'2800 yıllık iddianame hazırlamazsanız...'
CHP Genel Başkanı Kemal Kılıçdaroğlu partisinin grup toplantısında gündeme ilişkin açıklamalarda bulundu.
- Ege Postası
- 11.10.2016 - 14:57
Kılıçdaroğlu, Bilal Erdoğan’ın şikayetiyle hakkında hazırlanan iddianame ile ilgili olarak, “İki yıl sekiz aylık iddianame değil; 2 bin 800 yıllık iddianame hazırlamazsanız adam değilsiniz” dedi. Kılıçdaroğlu, Irak'la yaşanan Başika krizi üzerinden Irak Merkezi Yönetimi'ne seslenerek, "Irak halkının güvencesi için Başika'da bizim askerlerimiz bulunuyor. Dolayısıyla buradan size ulaşan bazı söylemlerin iticiliğine kapılıp, Başika'dan askerlerimizin Irak'ı terk etmelerini istemeyiniz. Elbette Irak'ın iç sorunu bittikten sonra askerler geriye çekilecektir. Sizin isteğiniz üzerine oraya geldik ve dolayısıyla görevimizi yapmaya izin veriniz" dedi.
Flaş! CHP lideri için hapis istemi
CHP Genel Başkanı Kılıçdaroğlu, partisinin TBMM'deki grup toplantısında konuştu. Türkiye'nin dış politikada önemli bir yol ayrımına geldiğini savunan Kılıçdaroğlu, olası Musul operasyonuna ilişkin de açıklamalarda bulunarak, "Musul operasyonu IŞİD sonrası Ortadoğu ile ilgili yeni stratejiler demektir. IŞİD, Musul'dan kurtarıldıktan sonra Irak ve Suriye ile ilgili yeni stratejiler gündeme gelecek. Türkiye'nin bu konuda son derece dikkatli bir dil kullanması lazım. Ama üzülerek, ifade edeyim. Sayın Erdoğan, Dubai merkezli TV'ye verdiği demeçle mezhep endeksli dış politikayı gündeme getirdi. Bunun üzerine Irak Merkezi Yönetimi, Türk askerinin Başika'dan çekilmesini istedi.
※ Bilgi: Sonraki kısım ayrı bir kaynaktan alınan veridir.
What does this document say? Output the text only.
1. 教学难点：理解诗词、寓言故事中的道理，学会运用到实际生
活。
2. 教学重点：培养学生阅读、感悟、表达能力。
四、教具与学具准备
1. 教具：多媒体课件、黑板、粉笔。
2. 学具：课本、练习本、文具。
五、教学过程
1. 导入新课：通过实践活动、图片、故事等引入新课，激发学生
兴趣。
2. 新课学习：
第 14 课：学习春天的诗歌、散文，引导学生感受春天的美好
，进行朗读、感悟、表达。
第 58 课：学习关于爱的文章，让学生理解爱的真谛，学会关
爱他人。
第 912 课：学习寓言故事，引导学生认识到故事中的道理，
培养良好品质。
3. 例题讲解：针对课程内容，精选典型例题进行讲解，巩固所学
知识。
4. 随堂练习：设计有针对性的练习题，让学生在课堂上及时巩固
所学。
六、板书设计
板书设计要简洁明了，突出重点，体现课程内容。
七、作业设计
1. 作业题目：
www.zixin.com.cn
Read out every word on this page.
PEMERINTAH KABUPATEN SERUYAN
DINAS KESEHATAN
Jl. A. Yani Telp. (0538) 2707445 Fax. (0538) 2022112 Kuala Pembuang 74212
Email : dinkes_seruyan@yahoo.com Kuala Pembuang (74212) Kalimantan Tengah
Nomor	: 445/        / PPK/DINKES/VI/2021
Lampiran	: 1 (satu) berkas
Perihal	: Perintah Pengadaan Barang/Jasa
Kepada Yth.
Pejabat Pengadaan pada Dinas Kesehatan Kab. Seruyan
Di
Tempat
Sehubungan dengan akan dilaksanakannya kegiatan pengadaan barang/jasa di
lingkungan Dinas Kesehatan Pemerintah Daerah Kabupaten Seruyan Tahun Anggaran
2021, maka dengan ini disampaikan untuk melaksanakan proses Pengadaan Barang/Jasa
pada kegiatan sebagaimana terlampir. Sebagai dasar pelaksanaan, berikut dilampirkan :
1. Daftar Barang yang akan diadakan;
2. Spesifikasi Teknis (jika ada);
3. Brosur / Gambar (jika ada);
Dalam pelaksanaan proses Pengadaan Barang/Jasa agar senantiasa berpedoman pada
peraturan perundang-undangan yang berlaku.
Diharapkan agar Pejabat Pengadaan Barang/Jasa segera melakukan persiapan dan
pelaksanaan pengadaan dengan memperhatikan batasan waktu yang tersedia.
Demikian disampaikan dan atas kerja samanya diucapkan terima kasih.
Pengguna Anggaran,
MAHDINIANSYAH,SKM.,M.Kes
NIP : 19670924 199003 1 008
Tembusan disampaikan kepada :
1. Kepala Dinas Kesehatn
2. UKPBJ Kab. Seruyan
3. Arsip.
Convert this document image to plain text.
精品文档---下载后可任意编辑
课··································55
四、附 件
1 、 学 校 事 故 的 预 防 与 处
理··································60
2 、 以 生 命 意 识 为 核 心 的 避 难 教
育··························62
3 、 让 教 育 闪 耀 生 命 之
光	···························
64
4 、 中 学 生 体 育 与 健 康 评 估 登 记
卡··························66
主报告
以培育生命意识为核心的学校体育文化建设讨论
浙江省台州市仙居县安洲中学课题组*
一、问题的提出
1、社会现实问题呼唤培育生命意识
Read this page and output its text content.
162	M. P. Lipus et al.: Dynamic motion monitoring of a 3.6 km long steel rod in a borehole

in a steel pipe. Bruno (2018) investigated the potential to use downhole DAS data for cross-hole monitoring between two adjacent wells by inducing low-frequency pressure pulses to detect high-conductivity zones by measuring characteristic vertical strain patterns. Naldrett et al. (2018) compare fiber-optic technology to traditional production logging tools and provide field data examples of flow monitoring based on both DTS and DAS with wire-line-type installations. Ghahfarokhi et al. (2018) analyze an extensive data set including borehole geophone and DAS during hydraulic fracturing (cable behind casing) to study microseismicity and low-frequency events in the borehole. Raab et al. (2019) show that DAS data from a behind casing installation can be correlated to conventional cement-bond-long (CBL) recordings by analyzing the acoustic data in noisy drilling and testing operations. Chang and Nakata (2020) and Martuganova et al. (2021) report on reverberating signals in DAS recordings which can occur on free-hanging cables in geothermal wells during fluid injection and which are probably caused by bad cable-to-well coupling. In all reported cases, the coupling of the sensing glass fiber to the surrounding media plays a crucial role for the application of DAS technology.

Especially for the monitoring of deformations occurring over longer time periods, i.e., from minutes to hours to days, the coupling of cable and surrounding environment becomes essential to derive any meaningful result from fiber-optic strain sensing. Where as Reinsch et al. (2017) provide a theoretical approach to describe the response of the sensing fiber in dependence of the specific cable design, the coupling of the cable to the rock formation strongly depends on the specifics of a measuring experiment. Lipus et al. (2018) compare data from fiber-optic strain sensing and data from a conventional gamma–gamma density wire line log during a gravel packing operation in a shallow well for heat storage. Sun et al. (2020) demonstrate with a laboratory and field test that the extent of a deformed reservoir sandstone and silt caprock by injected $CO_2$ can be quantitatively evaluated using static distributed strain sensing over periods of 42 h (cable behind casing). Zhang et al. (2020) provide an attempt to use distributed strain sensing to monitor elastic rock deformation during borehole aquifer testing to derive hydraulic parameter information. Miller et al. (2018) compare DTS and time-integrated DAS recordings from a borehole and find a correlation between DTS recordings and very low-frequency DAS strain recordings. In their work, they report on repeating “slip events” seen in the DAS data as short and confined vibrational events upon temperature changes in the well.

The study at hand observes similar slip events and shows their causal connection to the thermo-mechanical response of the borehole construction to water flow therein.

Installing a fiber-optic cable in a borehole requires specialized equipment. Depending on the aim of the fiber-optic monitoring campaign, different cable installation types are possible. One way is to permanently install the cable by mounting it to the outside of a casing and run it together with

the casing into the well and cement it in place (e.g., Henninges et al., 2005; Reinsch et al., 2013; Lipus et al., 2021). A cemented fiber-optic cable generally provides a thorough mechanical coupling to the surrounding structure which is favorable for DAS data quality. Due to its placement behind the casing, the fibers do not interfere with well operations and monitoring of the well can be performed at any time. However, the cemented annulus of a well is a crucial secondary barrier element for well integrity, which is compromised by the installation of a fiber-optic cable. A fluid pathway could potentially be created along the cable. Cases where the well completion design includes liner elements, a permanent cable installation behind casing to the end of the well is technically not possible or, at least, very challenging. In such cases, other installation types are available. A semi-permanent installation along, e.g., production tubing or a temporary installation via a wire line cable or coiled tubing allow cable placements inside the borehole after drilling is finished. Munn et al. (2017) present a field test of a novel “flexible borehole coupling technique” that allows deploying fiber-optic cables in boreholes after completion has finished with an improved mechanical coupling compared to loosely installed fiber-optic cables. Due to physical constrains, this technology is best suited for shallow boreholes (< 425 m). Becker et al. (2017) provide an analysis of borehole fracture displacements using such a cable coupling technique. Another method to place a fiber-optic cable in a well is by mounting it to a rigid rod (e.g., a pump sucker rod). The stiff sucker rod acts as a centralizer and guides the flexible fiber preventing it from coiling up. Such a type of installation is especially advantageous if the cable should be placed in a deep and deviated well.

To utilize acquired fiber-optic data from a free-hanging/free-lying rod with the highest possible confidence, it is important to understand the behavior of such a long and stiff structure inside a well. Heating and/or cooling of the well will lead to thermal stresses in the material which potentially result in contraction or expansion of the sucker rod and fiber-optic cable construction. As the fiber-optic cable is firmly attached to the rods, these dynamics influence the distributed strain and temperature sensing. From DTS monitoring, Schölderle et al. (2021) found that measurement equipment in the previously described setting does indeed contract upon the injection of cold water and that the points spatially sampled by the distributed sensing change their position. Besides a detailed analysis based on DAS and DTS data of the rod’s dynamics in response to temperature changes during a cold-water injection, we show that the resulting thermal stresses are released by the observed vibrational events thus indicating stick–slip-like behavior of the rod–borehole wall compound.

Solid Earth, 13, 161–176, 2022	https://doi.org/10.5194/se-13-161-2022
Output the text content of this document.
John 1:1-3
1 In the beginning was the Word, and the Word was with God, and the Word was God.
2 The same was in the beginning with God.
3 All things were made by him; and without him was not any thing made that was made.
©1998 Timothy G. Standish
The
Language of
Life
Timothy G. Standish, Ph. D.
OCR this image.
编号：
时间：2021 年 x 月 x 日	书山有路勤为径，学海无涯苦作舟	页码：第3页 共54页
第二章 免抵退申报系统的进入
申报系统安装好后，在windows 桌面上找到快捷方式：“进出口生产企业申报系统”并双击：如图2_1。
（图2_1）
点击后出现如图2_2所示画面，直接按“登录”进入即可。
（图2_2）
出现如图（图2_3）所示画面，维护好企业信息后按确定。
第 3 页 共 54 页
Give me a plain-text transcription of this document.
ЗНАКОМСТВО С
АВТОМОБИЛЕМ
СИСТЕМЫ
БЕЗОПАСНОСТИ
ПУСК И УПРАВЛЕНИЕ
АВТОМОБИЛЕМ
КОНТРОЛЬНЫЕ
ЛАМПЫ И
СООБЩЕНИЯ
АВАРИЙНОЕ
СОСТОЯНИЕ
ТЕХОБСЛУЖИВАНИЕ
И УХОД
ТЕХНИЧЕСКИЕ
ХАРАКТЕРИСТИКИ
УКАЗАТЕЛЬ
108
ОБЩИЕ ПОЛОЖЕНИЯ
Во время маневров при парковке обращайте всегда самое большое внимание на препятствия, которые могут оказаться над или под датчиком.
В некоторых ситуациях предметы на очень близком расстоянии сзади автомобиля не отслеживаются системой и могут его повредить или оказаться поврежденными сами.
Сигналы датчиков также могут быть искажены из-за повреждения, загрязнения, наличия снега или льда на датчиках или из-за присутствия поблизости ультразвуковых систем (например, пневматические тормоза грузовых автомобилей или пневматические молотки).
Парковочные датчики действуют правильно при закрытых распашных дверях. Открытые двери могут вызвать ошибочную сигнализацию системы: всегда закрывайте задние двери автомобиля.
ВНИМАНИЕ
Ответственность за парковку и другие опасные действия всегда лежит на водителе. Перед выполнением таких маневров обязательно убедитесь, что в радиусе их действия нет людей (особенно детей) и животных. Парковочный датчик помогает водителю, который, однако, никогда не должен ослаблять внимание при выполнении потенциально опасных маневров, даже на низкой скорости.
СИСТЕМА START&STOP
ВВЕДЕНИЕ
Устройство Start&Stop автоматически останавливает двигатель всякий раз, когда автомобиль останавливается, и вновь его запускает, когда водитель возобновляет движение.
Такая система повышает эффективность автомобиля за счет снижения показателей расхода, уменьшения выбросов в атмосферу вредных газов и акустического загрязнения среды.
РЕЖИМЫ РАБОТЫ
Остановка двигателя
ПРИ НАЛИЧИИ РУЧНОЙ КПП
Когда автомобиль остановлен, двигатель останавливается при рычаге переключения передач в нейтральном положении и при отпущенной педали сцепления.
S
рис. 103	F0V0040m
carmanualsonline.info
Kullanacağınız dil çok ama çok önemlidir" diye konuştu.
"IRAK'IN İÇ SORUNU BİTTİKTEN SONRA ASKERLER GERİYE ÇEKİLECEK"
Irak'la yaşanan Başika krizi üzerinden, Irak Merkezi Yönetimi'ne seslenen CHP lideri Kılıçdaroğlu, şu ifadeleri kullandı: "Irak'ın toprak bütünlüğünü her dönem savunduk, savunmaya da devam edeceğiz. Irak'ın kaderini Irak halkının belirlemesi gerektiğini söyledik. Söylemeye de devam edeceğiz. Başika'da bizim askerlerimizin bulunması sıradan bir olay değildir. Irak halkının güvencesi için Başika'da bizim askerlerimiz bulunuyor. Dolayısıyla buradan size ulaşan bazı söylemlerin iticiliğine kapılıp, Başika'dan askerlerimizin Irak'ı terk etmelerini istemeyiniz. Onlar aynı zamanda sizin güvenceniz. Elbette Irak'ın iç sorunu bittikten sonra askerler geriye çekilecektir. Ama biz Musul'da, Kerkük'te ve diğer Irak bölgelerinde terörün ayıklanmasını ve IŞİD'in o bölgeden çıkmasını istiyoruz. Bize bir görev düştü. Sizin isteğiniz üzerine oraya geldik ve dolayısıyla görevimizi yapmaya izin veriniz. Biz Irak halkıyla dostluğumuzu sürdürmeye kararlıyız
CHP lideri Kemal Kılıçdaroğlu'nun konuşmasından satırbaşları şöyle:
PKK terör örgütünün şehit ettiği askerlerimiz. Hep söyledik teröre karşıyız. "Köklerini kazıyacağız " diyorlar. Ne yapacaksanız yapın. Kanun dediniz tamam dedik. Bu terör böyle önlenmez diyorduk. Anlamazsınız dediler. 2002'de terörsüz Türkiye devraldılar şimdi terör batağındayız. Bize bunları kusuru yok dememizi bekliyorlar. Ülkemizde barış ve huzurun olmasının istiyoruz. Teröre hep birlikte karşı çıkmamız gerekiyor. Yeri geldiğinde eleştirmekten kaçınmayacağız. AKP Van Özalp ilçe başkanı ve Muş'ta da AKP ilçe başkanı öldürüldü. Başbakan ve AKP camiasına başsağlığı diliyoruz. Terör kime yönelirse yönelsin karşıyız. Birlikte mücadele etmek hepimizin görevimizdir.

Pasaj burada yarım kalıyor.